It is clear that the specific glaciological controls on the response of ice sheets and glaciers becomes increasingly uncertain as we step back from the past two to three decades, to the LIA, the Holocene and then into the last glacial cycle, and finally to the Quaternary glacial cycles. A key resource, however, which will serve to link these various time-scales of glacier response, is that of modelling glacier/ice-sheet-climate interactions. Starting with Mahaffy's efforts in the mid-1970s (Mahaffy, 1976) a variety of three-dimensional glaciologically driven models have been integrated, to a greater or lesser extent, with 'climate' to predict the responses of individual glaciers or large continental-scale ice sheets (Marshall et al., 2000; Siegert et al., 2002) and their contributions to deep-sea sediments (Dowdeswell & Siegert, 1999; Clarke & Prairie, 2001). It is, however, fair to say that no model yet incorporates the full complexity of the interactions illustrated in Figs 21.1 & 21.2, although they are increasingly adopting more and more complex interactions (Vettoretti & Peltier, 2004). One linking theme in this chapter has been the argument that glaciers and ice sheets at tidewater margins drive much glacial history because many of our data sets are derived from an interpretation of records archived in marine sediments rather than terrestrial glacial deposits.
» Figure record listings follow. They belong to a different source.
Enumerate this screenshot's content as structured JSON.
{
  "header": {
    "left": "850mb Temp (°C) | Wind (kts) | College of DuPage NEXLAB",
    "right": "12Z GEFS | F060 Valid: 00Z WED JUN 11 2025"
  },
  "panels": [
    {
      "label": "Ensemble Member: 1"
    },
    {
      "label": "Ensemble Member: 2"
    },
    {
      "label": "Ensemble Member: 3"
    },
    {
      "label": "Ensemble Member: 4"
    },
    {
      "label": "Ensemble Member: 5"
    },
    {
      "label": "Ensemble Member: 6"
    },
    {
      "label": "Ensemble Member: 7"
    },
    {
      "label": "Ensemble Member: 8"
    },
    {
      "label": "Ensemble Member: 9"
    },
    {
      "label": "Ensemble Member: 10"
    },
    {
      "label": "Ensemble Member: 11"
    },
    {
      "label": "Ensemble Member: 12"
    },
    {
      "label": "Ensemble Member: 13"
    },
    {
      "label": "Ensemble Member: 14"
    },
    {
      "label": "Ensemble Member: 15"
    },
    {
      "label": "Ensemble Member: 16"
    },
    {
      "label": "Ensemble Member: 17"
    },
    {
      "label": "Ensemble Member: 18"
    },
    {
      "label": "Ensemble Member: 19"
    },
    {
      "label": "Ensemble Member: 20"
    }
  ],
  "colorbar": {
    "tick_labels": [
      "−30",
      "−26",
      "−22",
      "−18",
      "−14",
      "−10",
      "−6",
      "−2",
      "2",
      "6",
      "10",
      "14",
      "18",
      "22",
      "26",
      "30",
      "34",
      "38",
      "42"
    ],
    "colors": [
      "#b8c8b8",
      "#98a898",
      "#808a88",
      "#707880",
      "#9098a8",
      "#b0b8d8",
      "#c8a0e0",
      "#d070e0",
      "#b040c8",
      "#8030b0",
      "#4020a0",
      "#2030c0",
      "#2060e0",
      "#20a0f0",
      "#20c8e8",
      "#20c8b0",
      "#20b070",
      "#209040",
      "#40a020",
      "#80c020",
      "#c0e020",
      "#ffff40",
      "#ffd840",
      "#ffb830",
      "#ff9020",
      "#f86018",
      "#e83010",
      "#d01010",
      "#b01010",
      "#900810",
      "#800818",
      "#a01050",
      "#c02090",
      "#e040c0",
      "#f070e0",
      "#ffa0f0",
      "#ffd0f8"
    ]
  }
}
We can observe the present-day climate-glacier mass balance interactions that are leading to a significant reduction in glacier mass and a rise in global sea level, but as we go back in time the problems increase in quantifying these interactions and usually the simple glacier response ^ climate loop is taken (Fig. 21.2A). One example of the problems that arise farther back in time as we seek to understand the Earth's climate system is that, because of glacial erosion, the landscape of glaciated areas is to a significant degree unknown once we move back into the mid- or early Quaternary. We have seen the importance of the Hudson Strait on the stability of the LIS during the last glaciation, but what was the form of this Strait 1 or 2 Myr ago, and how has the landscape at the bed of LIS changed over this interval as a result of glacial erosion (Bell & Laine, 1985)? During glacial periods much of the Canadian Shield was scoured by ice (Sugden, 1978) so that literally 10,000s of small to medium lakes dominate the landscape in the subarctic and arctic areas. A fact of life is that snow and ice clears significantly later off lakes than land (Wynne et al., 1996), hence the progressive erosion of the shield and the development of the 'ice scoured' landscape would progressively increase interglacial summer albedo on geological time-scales. This is but one small example of the complexities involved in fully understanding and predicting glacier-climate interactions.